Highlights & Insights¶
- Replacing "training-dependent reward/gradient signals" with "inference-visible trajectory residuals" characterizes sample value from the viewpoint of in-context implicit weight updates, bridging Dherin 2025's theory to practical selection.
- Minimalist algorithm: \(O(N)\) inference + \(O(NB)\) CoreSet with no learning rates, no tuning, and no reward models. This design is easily portable to any model with CoT delimiters.
- Using the multiplication \(\tilde q\cdot d\) instead of addition for utility and diversity is a noteworthy detail: it avoids weight tuning and ensures candidates must satisfy both conditions.
Limitations & Future Work¶
- Gap between theory and method: The upper bound is for a single query position, whereas \(\Delta(x)\) aggregates across layers and the entire rollout.
- Evaluated models are relatively small (1.5B, 1.7B) with very low budgets; whether "high norm = high value" remains monotonic in larger models or dense reward scenarios requires more evidence.
- Anchors depend on CoT delimiters; if a model lacks explicit CoT segments or generates unstable decoding, \(\Delta(x)\) semantics may be diluted by noise.
Related Work & Insights¶
- vs. Wang et al. 2025c (HVS): HVS requires running RL to observe accuracy variance, which needs rewards; SHIFT acts as a zero-label alternative using a single inference pre-RL.
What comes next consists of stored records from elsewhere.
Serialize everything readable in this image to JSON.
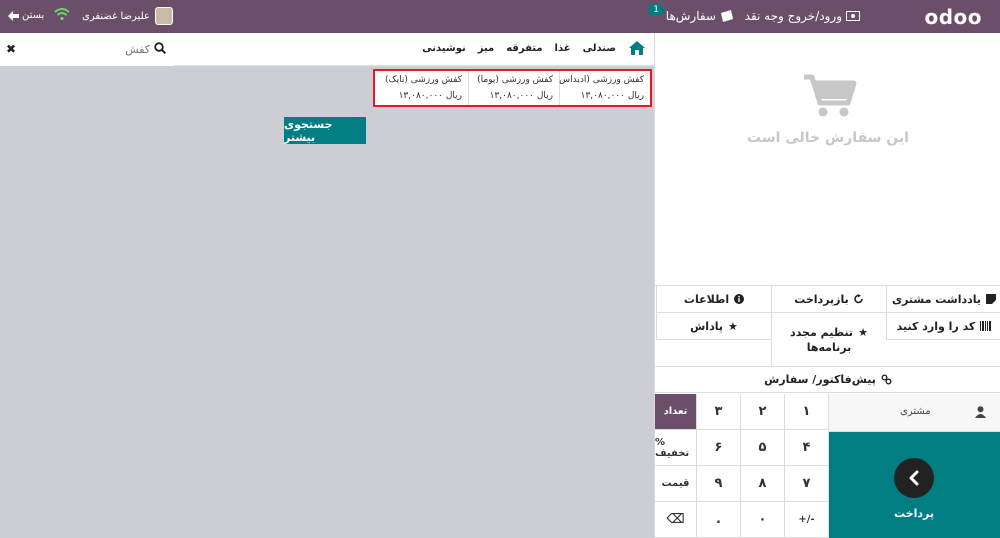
{
  "header": {
    "logo": "odoo",
    "cash_label": "ورود/خروج وجه نقد",
    "orders_label": "سفارش‌ها",
    "orders_count": "1",
    "user_name": "علیرضا غضنفری",
    "close_label": "بستن"
  },
  "search": {
    "value": "کفش"
  },
  "categories": [
    "صندلی",
    "غذا",
    "متفرقه",
    "میز",
    "نوشیدنی"
  ],
  "products": [
    {
      "name": "کفش ورزشی (ادیداس)",
      "price": "۱۳,۰۸۰,۰۰۰ ریال"
    },
    {
      "name": "کفش ورزشی (پوما)",
      "price": "۱۳,۰۸۰,۰۰۰ ریال"
    },
    {
      "name": "کفش ورزشی (نایک)",
      "price": "۱۳,۰۸۰,۰۰۰ ریال"
    }
  ],
  "more_search": "جستجوی بیشتر",
  "order": {
    "empty_text": "این سفارش خالی است"
  },
  "actions": {
    "customer_note": "یادداشت مشتری",
    "refund": "بازپرداخت",
    "info": "اطلاعات",
    "enter_code": "کد را وارد کنید",
    "reset_programs_1": "تنظیم مجدد",
    "reset_programs_2": "برنامه‌ها",
    "reward": "پاداش",
    "proforma": "پیش‌فاکتور/ سفارش"
  },
  "customer_label": "مشتری",
  "payment_label": "پرداخت",
  "numpad": {
    "k1": "۱",
    "k2": "۲",
    "k3": "۳",
    "qty": "تعداد",
    "k4": "۴",
    "k5": "۵",
    "k6": "۶",
    "disc": "% تخفیف",
    "k7": "۷",
    "k8": "۸",
    "k9": "۹",
    "price": "قیمت",
    "sign": "+/-",
    "k0": "۰",
    "dot": ".",
    "backspace": "⌫"
  },
  "colors": {
    "brand": "#6b4e6a",
    "teal": "#017e84",
    "highlight": "#e01b24"
  }
}
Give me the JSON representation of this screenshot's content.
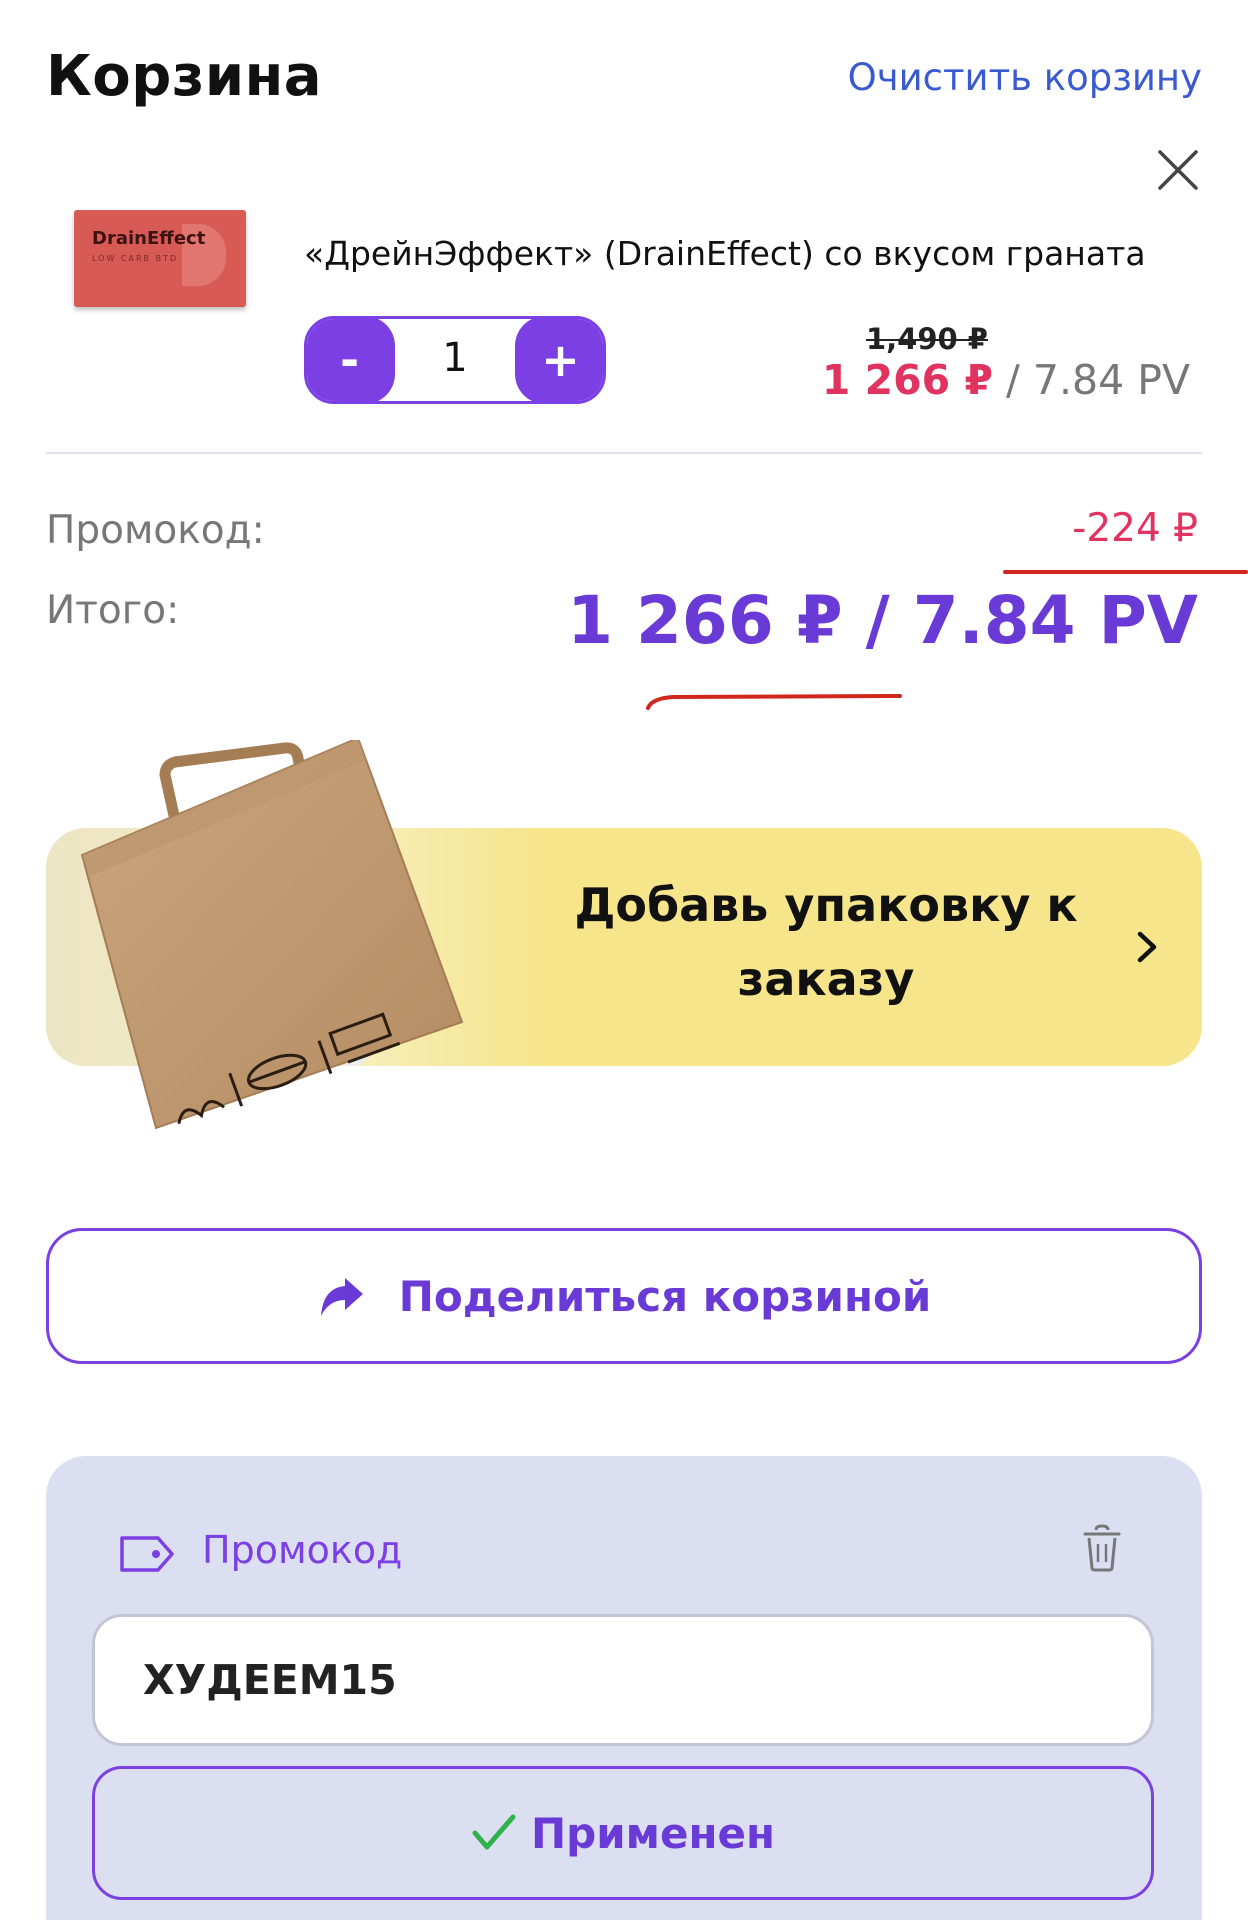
{
  "header": {
    "title": "Корзина",
    "clear_link": "Очистить корзину"
  },
  "item": {
    "thumb_brand": "DrainEffect",
    "thumb_sub": "LOW CARB BTD",
    "name": "«ДрейнЭффект» (DrainEffect) со вкусом граната",
    "minus_label": "-",
    "plus_label": "+",
    "quantity": "1",
    "old_price": "1,490 ₽",
    "new_price": "1 266 ₽",
    "price_sep": " / ",
    "pv": "7.84 PV"
  },
  "summary": {
    "promo_label": "Промокод:",
    "promo_discount": "-224 ₽",
    "total_label": "Итого:",
    "total_value": "1 266 ₽ / 7.84 PV"
  },
  "banner": {
    "text": "Добавь упаковку к заказу"
  },
  "share": {
    "label": "Поделиться корзиной"
  },
  "promo_panel": {
    "label": "Промокод",
    "code_value": "ХУДЕЕМ15",
    "apply_label": "Применен"
  },
  "colors": {
    "accent": "#7b3fe4",
    "price_red": "#e0335f",
    "banner_yellow": "#f6e58b",
    "panel_bg": "#dcdff2",
    "annotation_red": "#d1261b"
  },
  "icons": [
    "close-icon",
    "share-arrow-icon",
    "promo-tag-icon",
    "trash-icon",
    "check-icon",
    "chevron-right-icon"
  ]
}
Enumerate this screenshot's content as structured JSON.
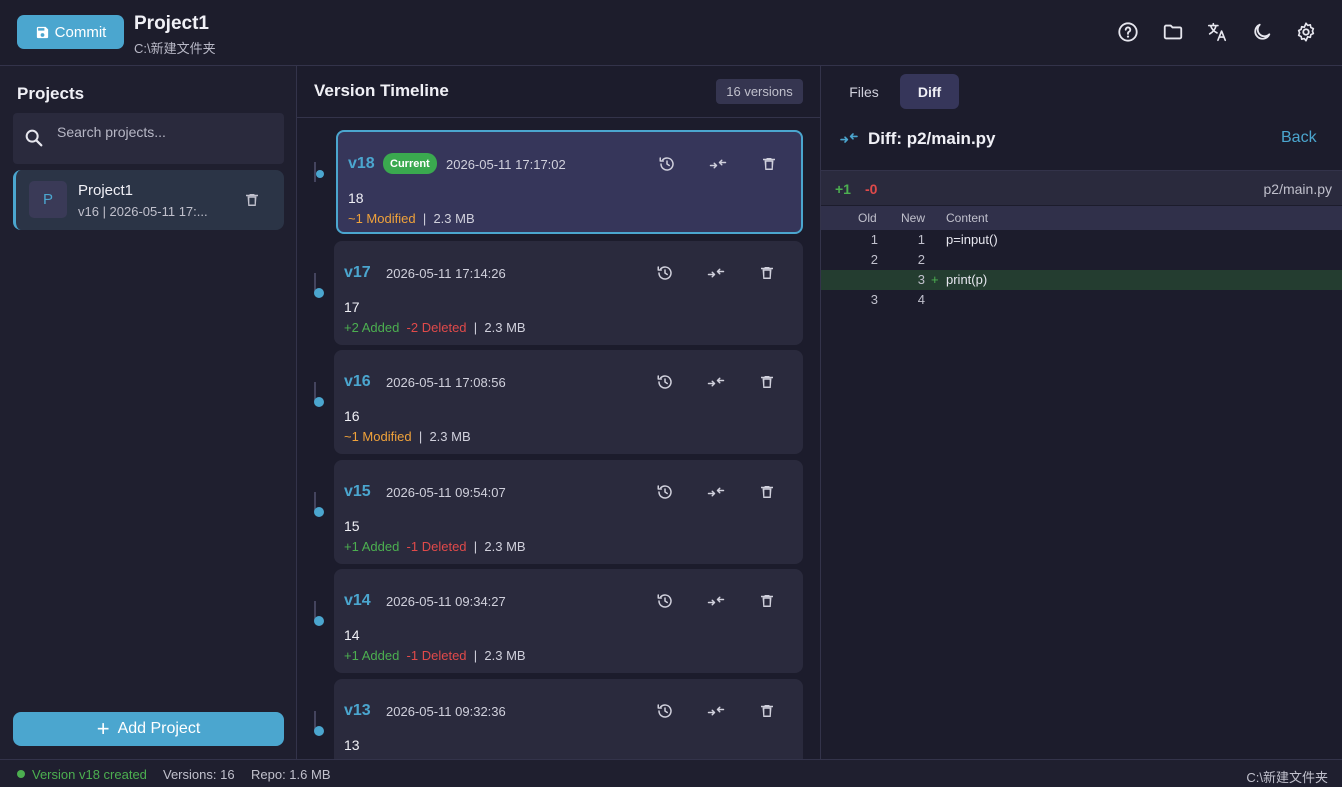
{
  "colors": {
    "accent": "#4ba6cf",
    "added": "#4caf50",
    "deleted": "#e04a4a",
    "modified": "#f0a23a",
    "current_badge": "#3aa94f"
  },
  "header": {
    "commit_label": "Commit",
    "project_title": "Project1",
    "project_path": "C:\\新建文件夹",
    "icons": [
      "help-icon",
      "folder-icon",
      "translate-icon",
      "dark-mode-icon",
      "settings-icon"
    ]
  },
  "sidebar": {
    "title": "Projects",
    "search_placeholder": "Search projects...",
    "projects": [
      {
        "avatar": "P",
        "name": "Project1",
        "meta": "v16  |  2026-05-11 17:..."
      }
    ],
    "add_label": "Add Project"
  },
  "timeline": {
    "title": "Version Timeline",
    "count": "16 versions",
    "versions": [
      {
        "label": "v18",
        "current": true,
        "badge": "Current",
        "date": "2026-05-11 17:17:02",
        "message": "18",
        "modified": "~1 Modified",
        "added": "",
        "deleted": "",
        "sep": "|",
        "size": "2.3 MB"
      },
      {
        "label": "v17",
        "current": false,
        "badge": "",
        "date": "2026-05-11 17:14:26",
        "message": "17",
        "modified": "",
        "added": "+2 Added",
        "deleted": "-2 Deleted",
        "sep": "|",
        "size": "2.3 MB"
      },
      {
        "label": "v16",
        "current": false,
        "badge": "",
        "date": "2026-05-11 17:08:56",
        "message": "16",
        "modified": "~1 Modified",
        "added": "",
        "deleted": "",
        "sep": "|",
        "size": "2.3 MB"
      },
      {
        "label": "v15",
        "current": false,
        "badge": "",
        "date": "2026-05-11 09:54:07",
        "message": "15",
        "modified": "",
        "added": "+1 Added",
        "deleted": "-1 Deleted",
        "sep": "|",
        "size": "2.3 MB"
      },
      {
        "label": "v14",
        "current": false,
        "badge": "",
        "date": "2026-05-11 09:34:27",
        "message": "14",
        "modified": "",
        "added": "+1 Added",
        "deleted": "-1 Deleted",
        "sep": "|",
        "size": "2.3 MB"
      },
      {
        "label": "v13",
        "current": false,
        "badge": "",
        "date": "2026-05-11 09:32:36",
        "message": "13",
        "modified": "",
        "added": "",
        "deleted": "",
        "sep": "",
        "size": ""
      }
    ]
  },
  "diff": {
    "tabs": [
      "Files",
      "Diff"
    ],
    "active_tab": "Diff",
    "title": "Diff: p2/main.py",
    "back_label": "Back",
    "summary_added": "+1",
    "summary_deleted": "-0",
    "file": "p2/main.py",
    "columns": [
      "Old",
      "New",
      "Content"
    ],
    "rows": [
      {
        "old": "1",
        "new": "1",
        "mark": "",
        "content": "p=input()",
        "type": "context"
      },
      {
        "old": "2",
        "new": "2",
        "mark": "",
        "content": "",
        "type": "context"
      },
      {
        "old": "",
        "new": "3",
        "mark": "+",
        "content": "print(p)",
        "type": "added"
      },
      {
        "old": "3",
        "new": "4",
        "mark": "",
        "content": "",
        "type": "context"
      }
    ]
  },
  "statusbar": {
    "message": "Version v18 created",
    "versions": "Versions: 16",
    "repo": "Repo: 1.6 MB",
    "path": "C:\\新建文件夹"
  }
}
- vs. Classical Active Learning: Traditional uncertainty/distance signals from static embeddings or training loss fail to capture reasoning-time computation; SHIFT demonstrates that shifting the feature space to "reasoning dynamics" upgrades the CoreSet framework.
- vs. Liang et al. 2025: While they use start-end deltas to explain reasoning structures, SHIFT transforms this diagnostic signal into a selection criterion.
Rating¶
- Novelty: ⭐⭐⭐⭐ Connects implicit update theory to RLVR data selection.
- Experimental Thoroughness: ⭐⭐⭐ Dual scenarios (Math/Med) + multiple baselines, but narrow model scales.
- Writing Quality: ⭐⭐⭐⭐ Clear logical chain from theory to algorithm and ablation.
- Value: ⭐⭐⭐⭐ Provides a practical zero-label selection recipe for low-resource RLVR.